I've been staring at it all day, and I have squeezed out only about a page of really stilted conversation. Seriously. All day. I have also found myself procrastinating. From writing. That's just not right, damnit! Writing is what I do to procrastinate! What the hell is going on? Why won't they co-operate? DAMNIT. *kicks them*

The really frustrating thing is that I know what happens *after* this scene; I've got the next fifty pages or so actually plotted out, but I don't want to just skip ahead and write that, because I always do that and it's kind of a cop-out and a bad habit I want to break. I'm only about a hundred pages - three stories - away from finishing this. I want to finish this. I have done *research*. I have pictures. I did an outline, for crying out loud! Which, admittedly, I only do when I'm within spitting distance of the finish line, but hey! I've got one!
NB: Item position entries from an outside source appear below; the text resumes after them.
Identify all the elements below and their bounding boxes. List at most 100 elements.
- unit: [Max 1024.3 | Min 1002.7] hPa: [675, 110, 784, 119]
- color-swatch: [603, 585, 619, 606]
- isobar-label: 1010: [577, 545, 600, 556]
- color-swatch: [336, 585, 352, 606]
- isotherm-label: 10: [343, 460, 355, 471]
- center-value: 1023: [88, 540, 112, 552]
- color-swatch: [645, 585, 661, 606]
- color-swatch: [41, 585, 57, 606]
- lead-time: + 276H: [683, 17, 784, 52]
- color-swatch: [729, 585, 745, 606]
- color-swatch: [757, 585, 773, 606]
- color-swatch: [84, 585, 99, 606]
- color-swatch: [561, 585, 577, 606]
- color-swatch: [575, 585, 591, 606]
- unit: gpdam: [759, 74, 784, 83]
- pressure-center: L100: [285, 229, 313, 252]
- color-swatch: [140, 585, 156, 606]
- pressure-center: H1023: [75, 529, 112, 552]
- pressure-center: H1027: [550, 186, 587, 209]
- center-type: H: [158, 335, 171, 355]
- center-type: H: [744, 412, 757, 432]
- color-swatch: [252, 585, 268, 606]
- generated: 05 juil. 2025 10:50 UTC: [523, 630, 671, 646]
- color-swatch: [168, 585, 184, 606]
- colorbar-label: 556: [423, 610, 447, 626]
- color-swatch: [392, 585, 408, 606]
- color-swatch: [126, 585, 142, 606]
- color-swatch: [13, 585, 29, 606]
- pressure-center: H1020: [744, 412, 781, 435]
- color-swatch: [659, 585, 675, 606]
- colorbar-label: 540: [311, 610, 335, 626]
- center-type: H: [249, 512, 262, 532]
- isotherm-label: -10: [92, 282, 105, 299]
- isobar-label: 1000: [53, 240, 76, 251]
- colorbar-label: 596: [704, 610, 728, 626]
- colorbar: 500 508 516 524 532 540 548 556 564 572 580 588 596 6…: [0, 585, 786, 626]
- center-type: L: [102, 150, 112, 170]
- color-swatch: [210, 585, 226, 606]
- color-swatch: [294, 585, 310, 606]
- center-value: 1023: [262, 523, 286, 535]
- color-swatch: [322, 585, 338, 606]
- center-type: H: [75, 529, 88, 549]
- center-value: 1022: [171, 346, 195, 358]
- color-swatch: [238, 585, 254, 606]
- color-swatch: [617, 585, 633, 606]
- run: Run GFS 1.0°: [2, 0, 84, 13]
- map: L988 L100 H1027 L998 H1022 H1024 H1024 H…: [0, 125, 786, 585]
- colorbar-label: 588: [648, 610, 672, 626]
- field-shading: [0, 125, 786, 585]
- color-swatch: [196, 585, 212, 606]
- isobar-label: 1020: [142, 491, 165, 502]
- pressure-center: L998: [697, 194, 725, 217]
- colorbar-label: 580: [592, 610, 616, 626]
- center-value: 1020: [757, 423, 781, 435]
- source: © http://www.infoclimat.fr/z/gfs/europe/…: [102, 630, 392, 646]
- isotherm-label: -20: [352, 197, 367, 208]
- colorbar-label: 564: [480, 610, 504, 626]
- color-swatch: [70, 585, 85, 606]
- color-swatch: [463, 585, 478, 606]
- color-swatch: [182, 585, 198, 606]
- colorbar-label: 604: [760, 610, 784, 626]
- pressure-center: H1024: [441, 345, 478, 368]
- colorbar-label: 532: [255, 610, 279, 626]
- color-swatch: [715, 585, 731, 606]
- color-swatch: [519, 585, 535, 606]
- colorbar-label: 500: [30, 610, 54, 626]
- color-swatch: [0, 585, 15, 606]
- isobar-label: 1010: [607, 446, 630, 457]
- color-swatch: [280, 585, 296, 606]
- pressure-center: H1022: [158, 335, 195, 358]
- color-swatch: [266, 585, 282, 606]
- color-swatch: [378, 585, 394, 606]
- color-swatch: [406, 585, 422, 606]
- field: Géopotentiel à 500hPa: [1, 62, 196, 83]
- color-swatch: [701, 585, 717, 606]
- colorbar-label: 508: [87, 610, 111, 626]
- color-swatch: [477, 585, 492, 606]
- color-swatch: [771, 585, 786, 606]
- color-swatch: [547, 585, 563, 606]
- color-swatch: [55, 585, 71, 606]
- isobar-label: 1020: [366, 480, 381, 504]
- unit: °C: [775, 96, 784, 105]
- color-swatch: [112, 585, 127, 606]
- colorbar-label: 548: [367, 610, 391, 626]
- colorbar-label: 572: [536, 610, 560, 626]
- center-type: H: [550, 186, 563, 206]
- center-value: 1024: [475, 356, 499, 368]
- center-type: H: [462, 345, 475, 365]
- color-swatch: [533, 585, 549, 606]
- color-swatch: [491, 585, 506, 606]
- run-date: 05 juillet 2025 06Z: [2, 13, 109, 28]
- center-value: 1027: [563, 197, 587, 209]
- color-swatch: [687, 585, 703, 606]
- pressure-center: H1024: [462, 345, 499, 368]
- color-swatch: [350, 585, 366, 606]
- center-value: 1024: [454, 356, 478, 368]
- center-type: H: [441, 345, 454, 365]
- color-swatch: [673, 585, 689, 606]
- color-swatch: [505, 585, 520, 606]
I'm going to climb into the story and throttle them, I swear. *growls*
  • Current Mood
    frustrated frustrated
cactus

Slightly-less-bloooooocked...

I finished the damned Cody/Aunt Lucy conversation. It sucks. It's inadequately suspicious. I will go back and fix it later.

Also, I wrote the part with the porn. This is a great accomplishment. Now just a few more psychic seizures and murder attempts and I can move on to the next story.

I swear to god, I have no idea how normal people listen to me talk. Without running away. Or something.